Psychophysical Education with Serena Woolf


What is Psychophysical Education, and how does it provide answers to the management of chronic pain and other clinical conditions?


Psychophysical Education is an holistic way of looking at how we as humans function.  It examines our inherent design in the context of the highly unconscious way we carry out all activity.  Its study helps us to understand that the way we perform every-day, perfunctory actions is often highly flawed. Once we can see that our patterns of activity are actually harmful, we start to develop a new level of self-awareness, and, with it, improvements in health and well-being.

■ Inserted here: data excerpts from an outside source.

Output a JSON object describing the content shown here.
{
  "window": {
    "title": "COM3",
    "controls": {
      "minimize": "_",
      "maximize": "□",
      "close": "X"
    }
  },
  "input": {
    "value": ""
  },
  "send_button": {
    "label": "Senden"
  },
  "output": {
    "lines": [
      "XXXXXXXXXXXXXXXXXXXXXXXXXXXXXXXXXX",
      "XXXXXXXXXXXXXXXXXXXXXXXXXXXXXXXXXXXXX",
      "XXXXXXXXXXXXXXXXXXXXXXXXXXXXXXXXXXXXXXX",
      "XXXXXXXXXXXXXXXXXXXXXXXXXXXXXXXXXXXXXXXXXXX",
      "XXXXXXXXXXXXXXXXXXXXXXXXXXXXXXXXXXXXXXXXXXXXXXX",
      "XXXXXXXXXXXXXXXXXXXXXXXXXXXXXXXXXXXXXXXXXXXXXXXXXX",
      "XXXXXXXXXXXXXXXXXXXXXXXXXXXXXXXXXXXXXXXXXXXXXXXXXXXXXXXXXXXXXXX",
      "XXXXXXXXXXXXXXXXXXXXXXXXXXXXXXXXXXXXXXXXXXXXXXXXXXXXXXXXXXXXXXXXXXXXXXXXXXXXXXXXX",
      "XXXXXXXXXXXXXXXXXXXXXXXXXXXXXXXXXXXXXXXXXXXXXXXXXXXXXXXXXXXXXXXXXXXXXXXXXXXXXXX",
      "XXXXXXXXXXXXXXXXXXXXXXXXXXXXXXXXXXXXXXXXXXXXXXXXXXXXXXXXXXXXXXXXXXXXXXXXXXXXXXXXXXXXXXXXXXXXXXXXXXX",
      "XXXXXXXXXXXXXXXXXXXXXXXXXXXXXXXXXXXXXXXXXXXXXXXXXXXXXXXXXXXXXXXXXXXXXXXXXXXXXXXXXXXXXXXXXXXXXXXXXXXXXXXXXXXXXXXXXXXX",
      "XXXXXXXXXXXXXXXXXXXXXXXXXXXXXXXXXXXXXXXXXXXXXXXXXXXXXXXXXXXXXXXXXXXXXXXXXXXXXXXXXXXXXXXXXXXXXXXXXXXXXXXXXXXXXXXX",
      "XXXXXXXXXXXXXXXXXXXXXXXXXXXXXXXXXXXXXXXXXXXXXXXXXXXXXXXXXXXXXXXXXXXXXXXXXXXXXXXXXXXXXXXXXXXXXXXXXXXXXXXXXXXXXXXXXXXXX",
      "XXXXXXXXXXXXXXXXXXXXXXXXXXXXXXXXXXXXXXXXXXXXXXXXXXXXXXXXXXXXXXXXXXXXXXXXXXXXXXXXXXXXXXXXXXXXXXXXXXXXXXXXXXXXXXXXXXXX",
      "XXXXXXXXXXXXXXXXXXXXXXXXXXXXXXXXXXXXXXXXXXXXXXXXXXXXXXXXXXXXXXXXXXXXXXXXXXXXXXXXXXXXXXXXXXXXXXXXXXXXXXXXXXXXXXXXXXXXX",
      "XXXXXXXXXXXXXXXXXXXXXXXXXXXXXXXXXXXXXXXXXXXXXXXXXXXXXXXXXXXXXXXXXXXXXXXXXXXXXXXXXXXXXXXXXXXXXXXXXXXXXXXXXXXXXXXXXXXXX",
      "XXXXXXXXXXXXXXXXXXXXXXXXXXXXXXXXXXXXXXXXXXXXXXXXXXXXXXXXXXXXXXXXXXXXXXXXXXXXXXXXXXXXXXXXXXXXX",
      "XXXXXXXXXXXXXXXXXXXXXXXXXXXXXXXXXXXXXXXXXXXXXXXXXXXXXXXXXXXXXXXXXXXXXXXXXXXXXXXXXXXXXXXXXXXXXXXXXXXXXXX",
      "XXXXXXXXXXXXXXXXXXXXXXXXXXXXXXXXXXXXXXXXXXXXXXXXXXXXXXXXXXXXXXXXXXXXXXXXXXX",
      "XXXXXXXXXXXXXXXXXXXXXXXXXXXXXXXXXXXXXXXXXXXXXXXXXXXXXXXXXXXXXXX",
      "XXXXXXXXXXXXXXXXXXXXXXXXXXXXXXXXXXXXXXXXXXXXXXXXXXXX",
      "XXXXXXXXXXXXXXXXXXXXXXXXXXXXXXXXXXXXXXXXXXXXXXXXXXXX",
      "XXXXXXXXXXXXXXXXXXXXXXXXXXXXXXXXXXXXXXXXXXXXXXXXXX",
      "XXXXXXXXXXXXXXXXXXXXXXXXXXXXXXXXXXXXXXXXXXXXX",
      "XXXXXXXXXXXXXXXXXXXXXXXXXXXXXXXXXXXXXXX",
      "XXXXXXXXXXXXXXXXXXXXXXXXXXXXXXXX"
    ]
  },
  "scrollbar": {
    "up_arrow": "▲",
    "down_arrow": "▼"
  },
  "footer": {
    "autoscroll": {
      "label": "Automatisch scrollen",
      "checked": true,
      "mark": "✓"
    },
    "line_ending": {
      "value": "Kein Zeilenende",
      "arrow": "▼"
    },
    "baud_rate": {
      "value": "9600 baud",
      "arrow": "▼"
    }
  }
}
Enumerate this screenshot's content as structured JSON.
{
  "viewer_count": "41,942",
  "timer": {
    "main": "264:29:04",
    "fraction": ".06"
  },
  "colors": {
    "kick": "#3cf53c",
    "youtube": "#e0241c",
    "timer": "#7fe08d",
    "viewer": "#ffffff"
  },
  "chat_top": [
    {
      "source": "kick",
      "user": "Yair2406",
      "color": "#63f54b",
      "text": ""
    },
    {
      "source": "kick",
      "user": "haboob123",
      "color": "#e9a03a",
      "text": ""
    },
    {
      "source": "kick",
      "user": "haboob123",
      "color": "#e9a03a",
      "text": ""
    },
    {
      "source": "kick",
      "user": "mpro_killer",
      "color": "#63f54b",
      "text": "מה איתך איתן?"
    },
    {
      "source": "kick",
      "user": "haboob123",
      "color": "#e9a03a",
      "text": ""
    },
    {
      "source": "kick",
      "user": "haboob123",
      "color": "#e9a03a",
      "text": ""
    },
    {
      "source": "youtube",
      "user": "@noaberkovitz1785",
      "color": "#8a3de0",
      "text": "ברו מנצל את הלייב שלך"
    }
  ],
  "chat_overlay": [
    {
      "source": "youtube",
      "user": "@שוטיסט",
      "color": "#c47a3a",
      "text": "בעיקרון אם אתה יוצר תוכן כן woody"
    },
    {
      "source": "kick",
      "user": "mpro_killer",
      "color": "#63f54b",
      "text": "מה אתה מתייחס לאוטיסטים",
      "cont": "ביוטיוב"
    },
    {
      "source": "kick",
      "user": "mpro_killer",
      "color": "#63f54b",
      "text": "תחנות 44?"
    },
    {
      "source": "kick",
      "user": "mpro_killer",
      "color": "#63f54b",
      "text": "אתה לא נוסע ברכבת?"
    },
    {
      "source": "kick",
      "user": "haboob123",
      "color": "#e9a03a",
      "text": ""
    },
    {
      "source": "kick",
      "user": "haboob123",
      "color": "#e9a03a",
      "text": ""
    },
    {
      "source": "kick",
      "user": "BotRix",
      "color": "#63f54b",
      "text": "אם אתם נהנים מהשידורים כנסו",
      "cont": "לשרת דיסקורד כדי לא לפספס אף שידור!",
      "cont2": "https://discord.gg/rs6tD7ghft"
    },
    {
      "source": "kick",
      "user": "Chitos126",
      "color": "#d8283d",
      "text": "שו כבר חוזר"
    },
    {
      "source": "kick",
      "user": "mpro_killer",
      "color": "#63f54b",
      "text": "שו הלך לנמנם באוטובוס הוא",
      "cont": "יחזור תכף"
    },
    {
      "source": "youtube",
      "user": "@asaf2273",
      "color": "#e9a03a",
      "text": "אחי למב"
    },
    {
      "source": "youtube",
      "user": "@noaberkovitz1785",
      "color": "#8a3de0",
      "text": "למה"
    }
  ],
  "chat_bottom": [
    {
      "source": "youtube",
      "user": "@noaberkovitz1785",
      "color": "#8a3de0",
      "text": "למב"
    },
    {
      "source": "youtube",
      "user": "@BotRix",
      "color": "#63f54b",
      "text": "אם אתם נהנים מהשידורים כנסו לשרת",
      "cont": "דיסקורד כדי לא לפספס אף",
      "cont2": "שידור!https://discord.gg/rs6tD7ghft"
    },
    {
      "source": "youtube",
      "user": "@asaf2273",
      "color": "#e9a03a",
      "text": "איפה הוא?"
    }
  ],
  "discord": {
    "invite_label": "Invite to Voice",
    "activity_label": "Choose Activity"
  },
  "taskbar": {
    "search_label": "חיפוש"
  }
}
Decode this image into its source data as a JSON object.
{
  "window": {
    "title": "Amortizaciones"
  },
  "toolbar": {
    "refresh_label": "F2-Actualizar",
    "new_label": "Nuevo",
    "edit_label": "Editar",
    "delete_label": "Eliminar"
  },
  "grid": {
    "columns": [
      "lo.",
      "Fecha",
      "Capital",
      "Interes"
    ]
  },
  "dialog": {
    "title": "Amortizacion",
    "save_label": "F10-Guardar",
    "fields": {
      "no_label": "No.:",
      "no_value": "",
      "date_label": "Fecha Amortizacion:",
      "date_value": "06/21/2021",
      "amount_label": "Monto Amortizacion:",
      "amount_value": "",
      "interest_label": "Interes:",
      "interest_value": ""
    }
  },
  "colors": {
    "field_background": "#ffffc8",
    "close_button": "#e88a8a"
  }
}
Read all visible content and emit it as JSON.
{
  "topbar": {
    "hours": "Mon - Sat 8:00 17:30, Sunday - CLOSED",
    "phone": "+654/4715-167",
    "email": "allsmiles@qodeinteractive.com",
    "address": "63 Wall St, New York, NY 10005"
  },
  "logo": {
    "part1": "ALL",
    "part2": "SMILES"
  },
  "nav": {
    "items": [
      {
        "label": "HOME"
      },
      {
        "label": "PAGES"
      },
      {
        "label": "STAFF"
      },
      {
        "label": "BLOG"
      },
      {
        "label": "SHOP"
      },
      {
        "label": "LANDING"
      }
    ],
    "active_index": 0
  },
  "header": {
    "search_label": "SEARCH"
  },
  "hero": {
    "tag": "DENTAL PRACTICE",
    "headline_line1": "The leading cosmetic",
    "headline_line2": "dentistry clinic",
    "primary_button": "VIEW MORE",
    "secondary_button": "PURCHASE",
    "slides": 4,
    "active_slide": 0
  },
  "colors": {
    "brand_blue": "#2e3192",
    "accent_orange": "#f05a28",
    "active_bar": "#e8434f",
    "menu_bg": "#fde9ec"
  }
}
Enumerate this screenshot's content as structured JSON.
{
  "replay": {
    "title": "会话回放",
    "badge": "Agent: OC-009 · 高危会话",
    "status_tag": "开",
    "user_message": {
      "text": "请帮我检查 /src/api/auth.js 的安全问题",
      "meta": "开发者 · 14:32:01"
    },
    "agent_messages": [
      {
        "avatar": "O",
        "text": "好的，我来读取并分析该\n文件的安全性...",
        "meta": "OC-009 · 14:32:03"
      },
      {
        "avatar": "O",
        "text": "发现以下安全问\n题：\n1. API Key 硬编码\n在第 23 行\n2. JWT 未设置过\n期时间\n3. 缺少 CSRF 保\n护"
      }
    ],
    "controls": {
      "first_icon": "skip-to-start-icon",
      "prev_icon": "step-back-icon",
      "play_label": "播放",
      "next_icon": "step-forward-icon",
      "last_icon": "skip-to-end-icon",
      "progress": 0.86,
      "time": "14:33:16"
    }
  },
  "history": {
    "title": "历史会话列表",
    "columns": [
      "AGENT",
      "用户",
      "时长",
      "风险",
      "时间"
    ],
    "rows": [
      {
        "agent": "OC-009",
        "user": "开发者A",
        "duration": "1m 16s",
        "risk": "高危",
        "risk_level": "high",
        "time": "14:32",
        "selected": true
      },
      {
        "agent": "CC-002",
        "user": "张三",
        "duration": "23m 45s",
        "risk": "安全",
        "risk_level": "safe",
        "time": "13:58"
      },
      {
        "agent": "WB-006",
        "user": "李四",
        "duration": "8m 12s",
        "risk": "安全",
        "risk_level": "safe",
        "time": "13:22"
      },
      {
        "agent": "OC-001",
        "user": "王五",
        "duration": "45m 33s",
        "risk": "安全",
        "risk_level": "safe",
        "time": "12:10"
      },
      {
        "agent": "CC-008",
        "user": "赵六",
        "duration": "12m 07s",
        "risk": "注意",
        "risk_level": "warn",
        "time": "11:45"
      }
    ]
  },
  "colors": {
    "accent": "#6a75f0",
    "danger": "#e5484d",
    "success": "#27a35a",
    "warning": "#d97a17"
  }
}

Traditional medical models of human function tend towards speciality areas (orthopaedics, rheumatology, etc.), and treatment of parts (back, arms, legs, etc.) or systems (digestive, circulatory, renal, etc.).  However, the division of the organism into discrete structures is insufficient to explain phenomena such as multi-factor clinical diagnoses (as in HSD, EDS, etc.), the onset of unexplained symptoms in healthy people, or indeed the complications sometimes encountered in treating usually straightforward non-complex conditions.  Psychophysical Education offers a new functional model to explain these and other complex clinical symptoms, and using this model we can understand how apparently unrelated parts and structures actually have an important influence on our function as a whole.  If we apply this model, we start to understand how, for instance, a painful shoulder is going to affect not simply arm function, but all other processes, including breathing, gait, and autonomic function, and visa versa.  And the same is true for any clinical manifestation and diagnosis, however localised, or widespread.


Psychophysical Education not only provides a causal model, it also provides a method through which to both alleviate and prevent symptoms.  Central to the method is a thinking process that affects muscle tone and coordination.  Movement, which is at the heart of most activity, is such a basic, innate faculty that it is performed at a highly subconscious level. Though we can observe the results of our intended action, we are largely unaware of how we enact it – if for instance, we want to raise our arm, we just do it without any awareness of what is physically taking place under our skin for this to happen.  This poses a problem.  If we are unaware of how we are doing things, how do we know whether or not we are doing them in a way that is coherent with our natural coordination patterns?  The answer is that we don’t, and moreover recent scientific research indicates that from an early age our own activities are detrimental to our wellness. From childhood we are creating movement pathways which, though they may well be efficient with regards to space and time, are certainly not in terms of ergonomics or balanced coordination.  Thus the initial building blocks which provide the basis for all subsequent activity are frequently flawed, and these lead to ever increasing stresses and strains on our system as we get older.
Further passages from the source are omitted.